Las tensiones comerciales entre Canadá y Estados Unidos han vuelto a mostrar un nuevo cambio.
Canadá, a partir del 8 de septiembre, aplicará aranceles de represalia del 15%, 25% y 50% a mercancías de Estados Unidos por unos 27.600 millones de dólares, que abarcan ámbitos como el acero, los productos lácteos, los electrodomésticos, equipos agrícolas, la pulpa de papel y los productos electrónicos.
Después, Estados Unidos anunció que algunos productos lácteos canadienses, bebidas alcohólicas y motocicletas tendrán restricciones para entrar al mercado estadounidense, y las medidas correspondientes se prevé que entren en vigor el 29 de septiembre.
El mensaje parece ser muy contundente, pero aquí hay un detalle que se puede pasar por alto:
Por ahora, se parece más a un “refuerzo selectivo” y todavía no a una prohibición total e inmediata de bienes por parte de ambos países para todos los productos.
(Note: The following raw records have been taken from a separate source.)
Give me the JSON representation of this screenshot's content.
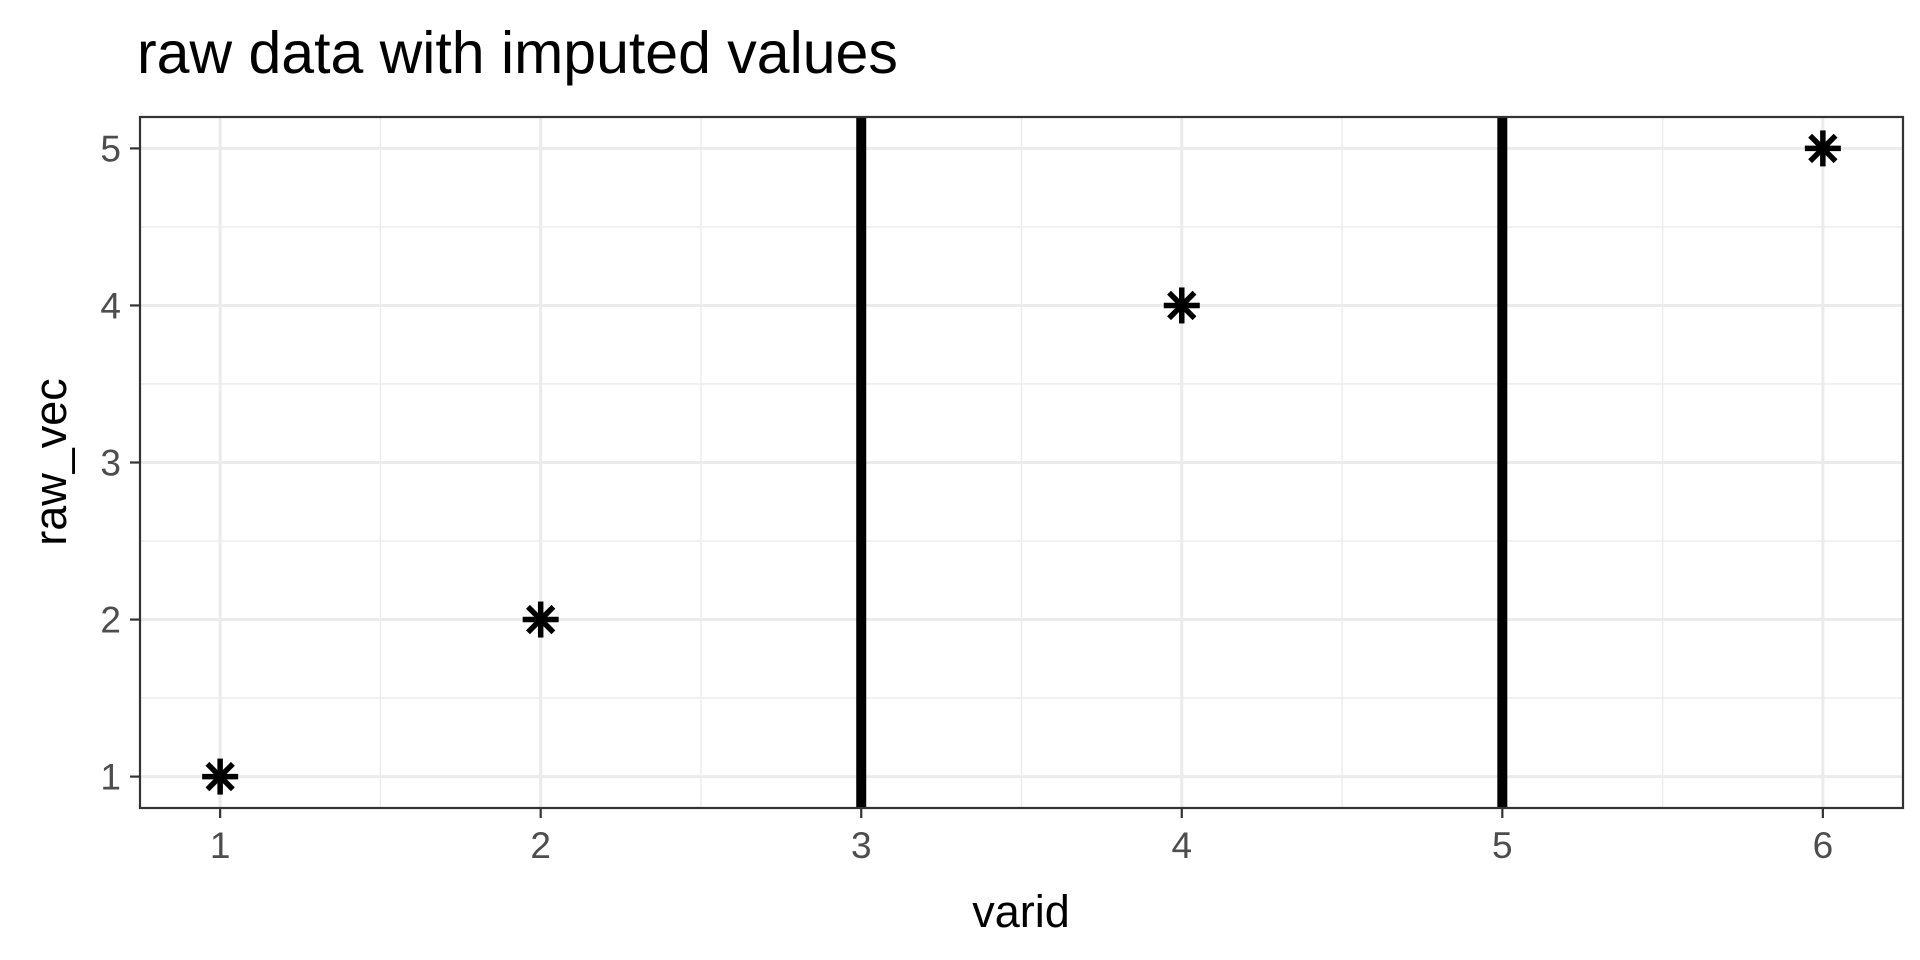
{
  "chart_data": {
    "type": "scatter",
    "title": "raw data with imputed values",
    "xlabel": "varid",
    "ylabel": "raw_vec",
    "xlim": [
      0.75,
      6.25
    ],
    "ylim": [
      0.8,
      5.2
    ],
    "x_ticks": [
      1,
      2,
      3,
      4,
      5,
      6
    ],
    "y_ticks": [
      1,
      2,
      3,
      4,
      5
    ],
    "points": [
      {
        "x": 1,
        "y": 1
      },
      {
        "x": 2,
        "y": 2
      },
      {
        "x": 4,
        "y": 4
      },
      {
        "x": 6,
        "y": 5
      }
    ],
    "vlines": [
      3,
      5
    ],
    "marker": "asterisk",
    "grid": true,
    "colors": {
      "background": "#ffffff",
      "grid": "#ebebeb",
      "panel_border": "#333333",
      "marks": "#000000",
      "tick_text": "#4d4d4d"
    }
  }
}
Así que lo que el mercado realmente debe observar no son solo estas palabras, “escalada de la guerra arancelaria”, sino tres variables:
Primero, si ambas partes continúan ampliando el alcance de los productos sujetos a gravámenes.
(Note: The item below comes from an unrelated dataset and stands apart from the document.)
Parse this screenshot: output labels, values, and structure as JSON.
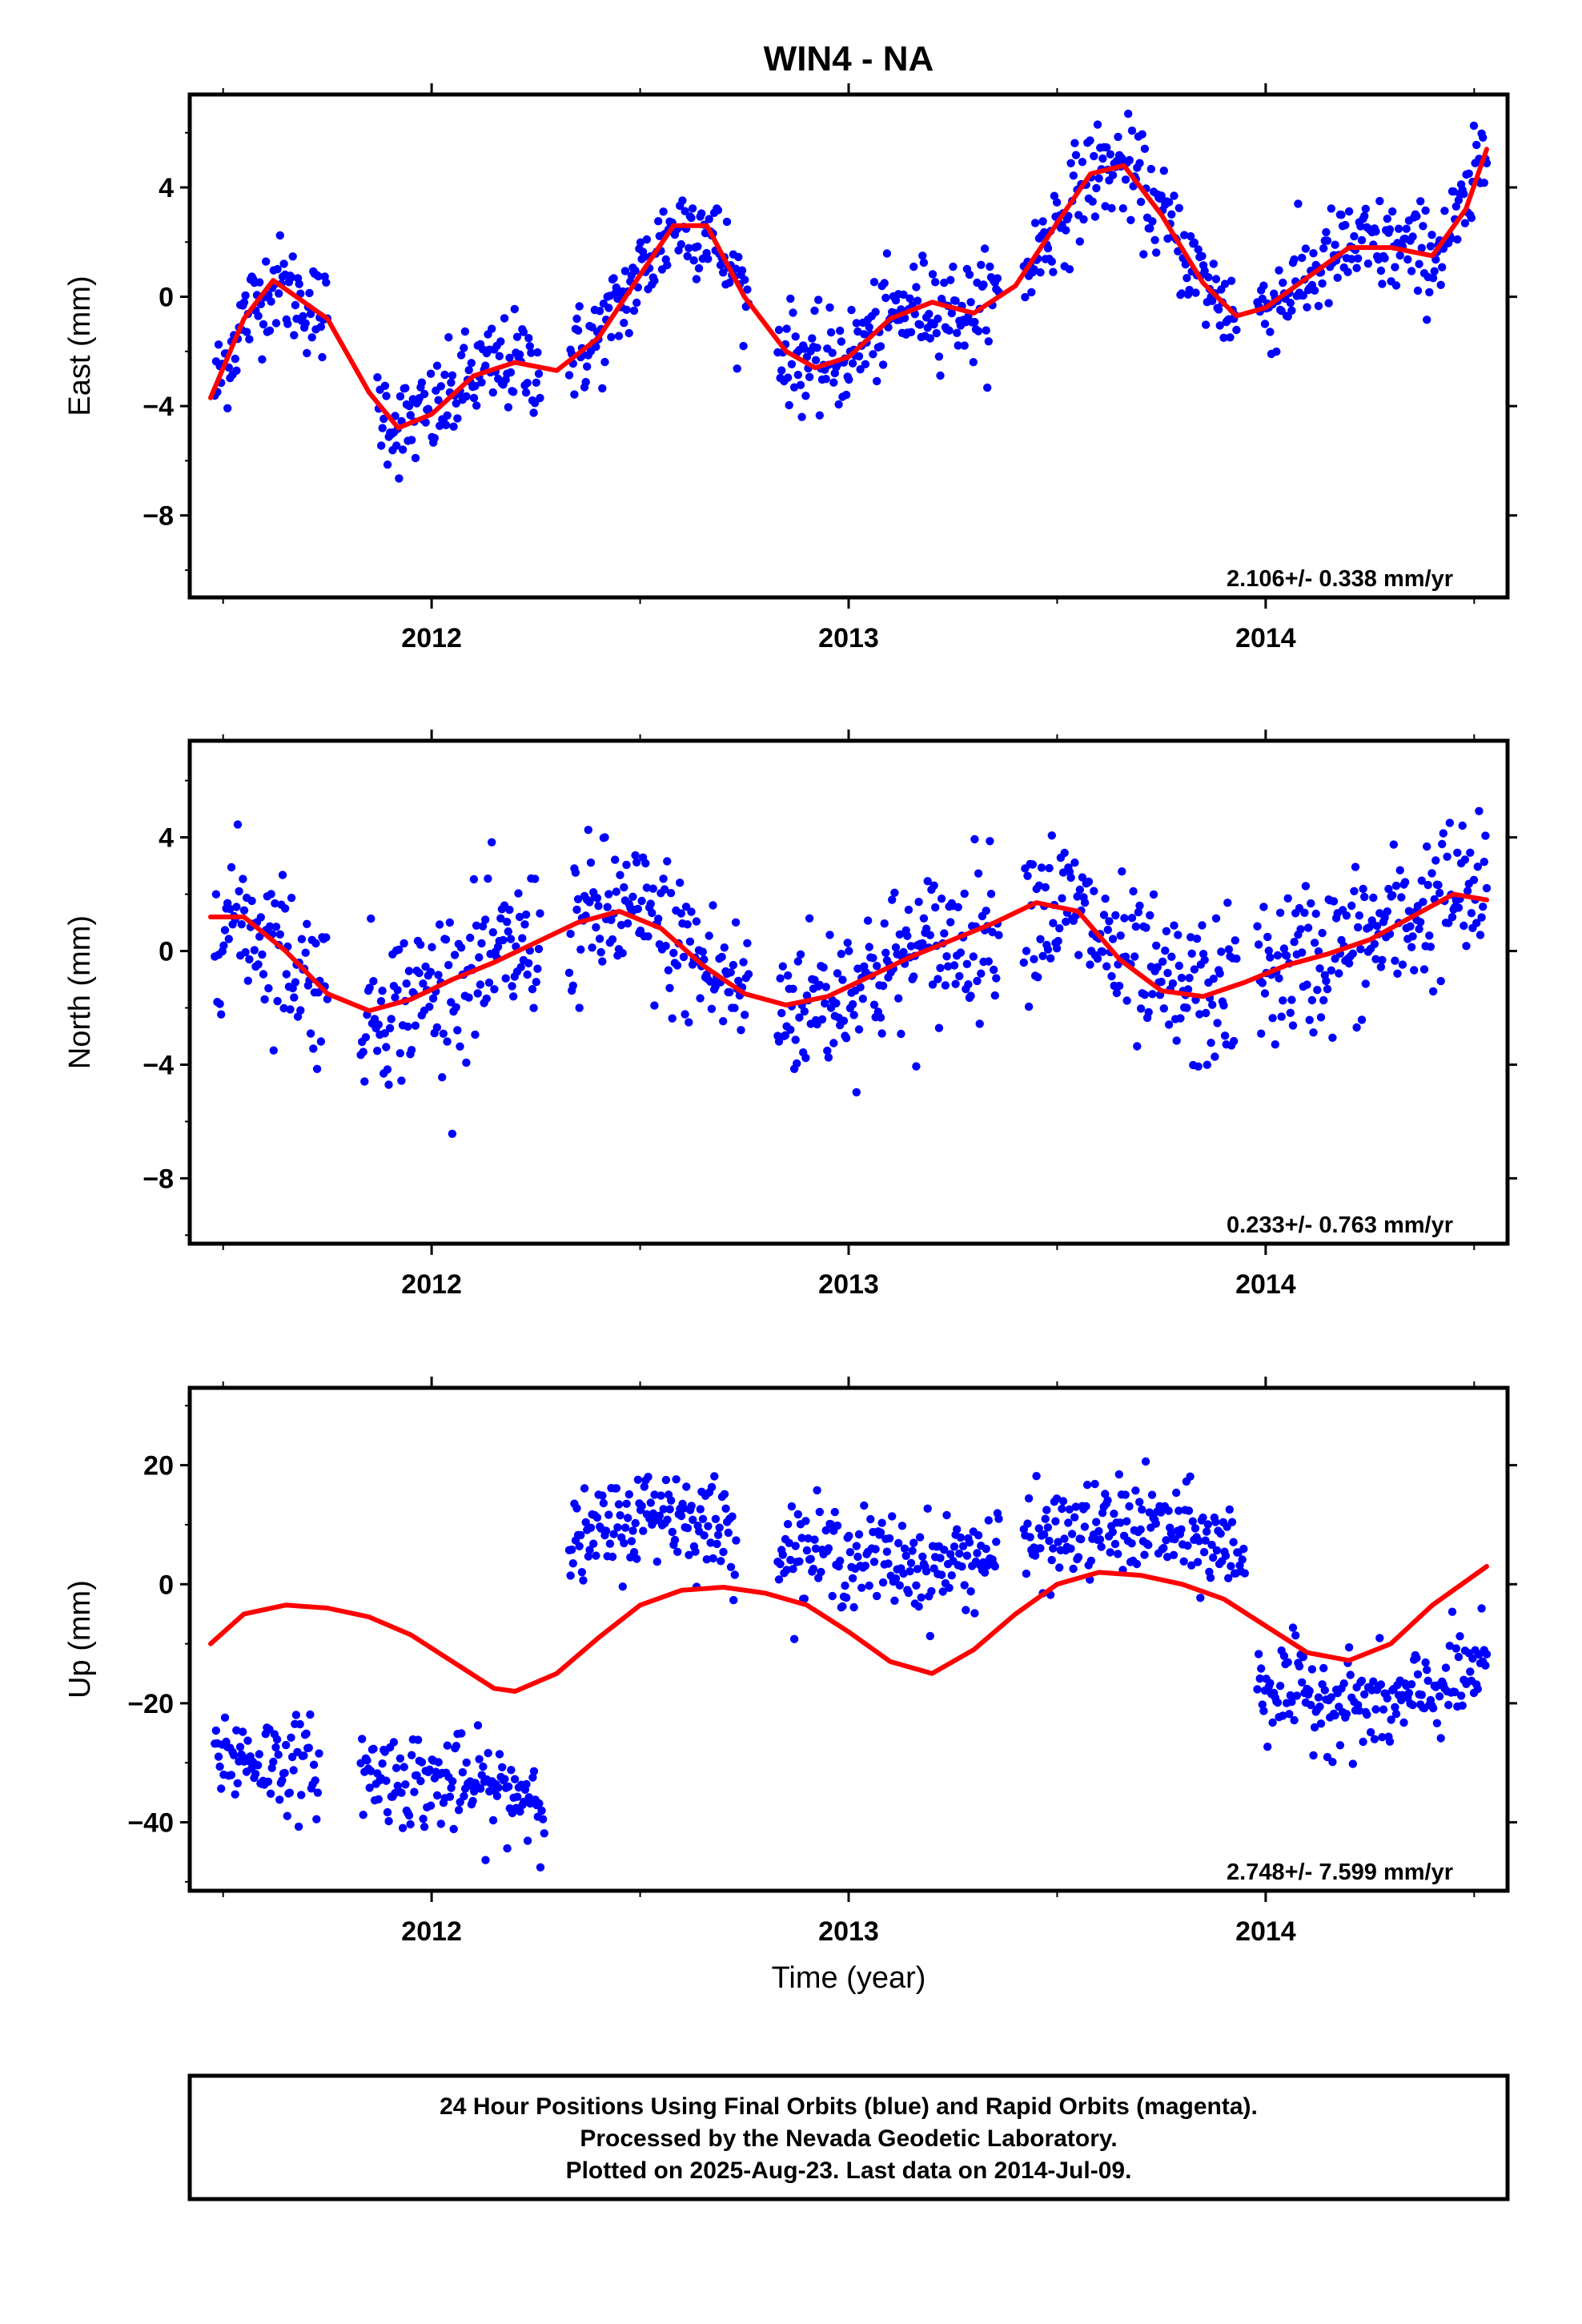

En segundo lugar, si sectores clave como los automóviles, la energía y los minerales críticos se incluirán en la siguiente ronda de medidas.
En tercer lugar, si las medidas de represalia de Canadá provocan que Estados Unidos eleve aún más los tipos arancelarios o añada restricciones no arancelarias.
Si las medidas posteriores se extienden desde productos específicos hacia la energía, los automóviles y las cadenas de suministro clave, el impacto podría pasar de las fricciones comerciales bilaterales a transmitirse aún más hacia la inflación, el tipo de cambio y el sentimiento sobre los activos de riesgo.
Por el momento, no equipares directamente el titular con la dirección del mercado.
El aumento de los aranceles es un hecho, pero su impacto en los activos de riesgo depende del alcance, la duración y de si ambas partes conservan margen para negociar.